Most likely enemy that might be trying to kill her: Anna Pavlova. Typically considered the most famous classical ballet dancer of all time, she hates what these young (and alive) whippersnappers have done with the tradition of dance.
5. Carrie Fisher
Intro: it’s true, 98% of Star Wars nerds would still go gaga over her, but more for historical purposes than for any other reason. She’s one of those women that men have been trying to ignore for the past 25 years, so they could continue to maintain the image in their head of the bikini-clad slave girl in Return of the Jedi. I’ll admit that I was thoroughly confused at seeing her part in this movie…I still am.
Most likely enemy that might be trying to kill her: Jabba the Hutt. Sure, she had plenty of enemies, but she killed (or did she?!) Jabba with a chain around the neck…and all he wanted was a little love. That’s cold.

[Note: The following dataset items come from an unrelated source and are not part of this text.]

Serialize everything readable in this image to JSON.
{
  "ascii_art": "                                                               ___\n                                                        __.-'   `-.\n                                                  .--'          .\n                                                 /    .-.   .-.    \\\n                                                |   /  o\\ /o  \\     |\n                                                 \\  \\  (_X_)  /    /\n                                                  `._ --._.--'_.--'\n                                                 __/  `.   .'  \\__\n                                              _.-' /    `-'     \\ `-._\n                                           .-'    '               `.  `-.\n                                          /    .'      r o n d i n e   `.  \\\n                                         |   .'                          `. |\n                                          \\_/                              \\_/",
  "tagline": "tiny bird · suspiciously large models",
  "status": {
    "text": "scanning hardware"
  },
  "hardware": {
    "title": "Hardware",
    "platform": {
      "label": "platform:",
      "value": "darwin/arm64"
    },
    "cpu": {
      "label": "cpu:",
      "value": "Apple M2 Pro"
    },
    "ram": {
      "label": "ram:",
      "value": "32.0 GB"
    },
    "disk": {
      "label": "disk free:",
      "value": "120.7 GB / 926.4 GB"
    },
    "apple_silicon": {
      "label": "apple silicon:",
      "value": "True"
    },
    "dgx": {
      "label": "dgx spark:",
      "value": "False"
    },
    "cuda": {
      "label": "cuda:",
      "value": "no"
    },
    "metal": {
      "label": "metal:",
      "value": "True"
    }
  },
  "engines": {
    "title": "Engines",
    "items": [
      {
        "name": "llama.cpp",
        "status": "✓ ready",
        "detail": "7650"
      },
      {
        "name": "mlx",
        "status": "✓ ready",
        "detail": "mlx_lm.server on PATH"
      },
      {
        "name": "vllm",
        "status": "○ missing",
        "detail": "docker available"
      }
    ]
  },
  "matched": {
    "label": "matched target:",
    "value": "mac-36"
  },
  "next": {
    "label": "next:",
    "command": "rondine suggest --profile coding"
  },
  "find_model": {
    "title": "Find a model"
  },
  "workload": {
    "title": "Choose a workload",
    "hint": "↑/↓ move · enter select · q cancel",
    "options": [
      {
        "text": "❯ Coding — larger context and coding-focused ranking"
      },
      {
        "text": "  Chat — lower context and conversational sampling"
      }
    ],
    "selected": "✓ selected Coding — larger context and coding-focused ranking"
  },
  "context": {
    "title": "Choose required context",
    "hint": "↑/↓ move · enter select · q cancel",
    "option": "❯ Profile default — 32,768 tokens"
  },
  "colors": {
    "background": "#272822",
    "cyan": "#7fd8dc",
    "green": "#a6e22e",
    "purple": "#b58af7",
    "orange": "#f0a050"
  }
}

So there you have it…some fine “talent” there. You’ll also find the following other characters in the credits, for which they didn’t bother to come up with names: “Bra-Clad Sister”,”Trampoline Sister”, “Over-It Sister”,”Thwarted Guy”,”Slutty Sister”,”Nerdy Underclassman”,”Already Drunk Sister”,”Hot Guy”,”Stoned Dude”,”Wasted Guy”. Awesome.
Based on how over-the-top and poorly acted this movie appeared in the previews, I was debating over whether this was tongue-in-cheek or not. Taking one more look at the cast, I’m going to go with “no”. Maybe this will turn out to have all the perfect elements of horror, sexiness, and campiness come together, but I’ll bet against it.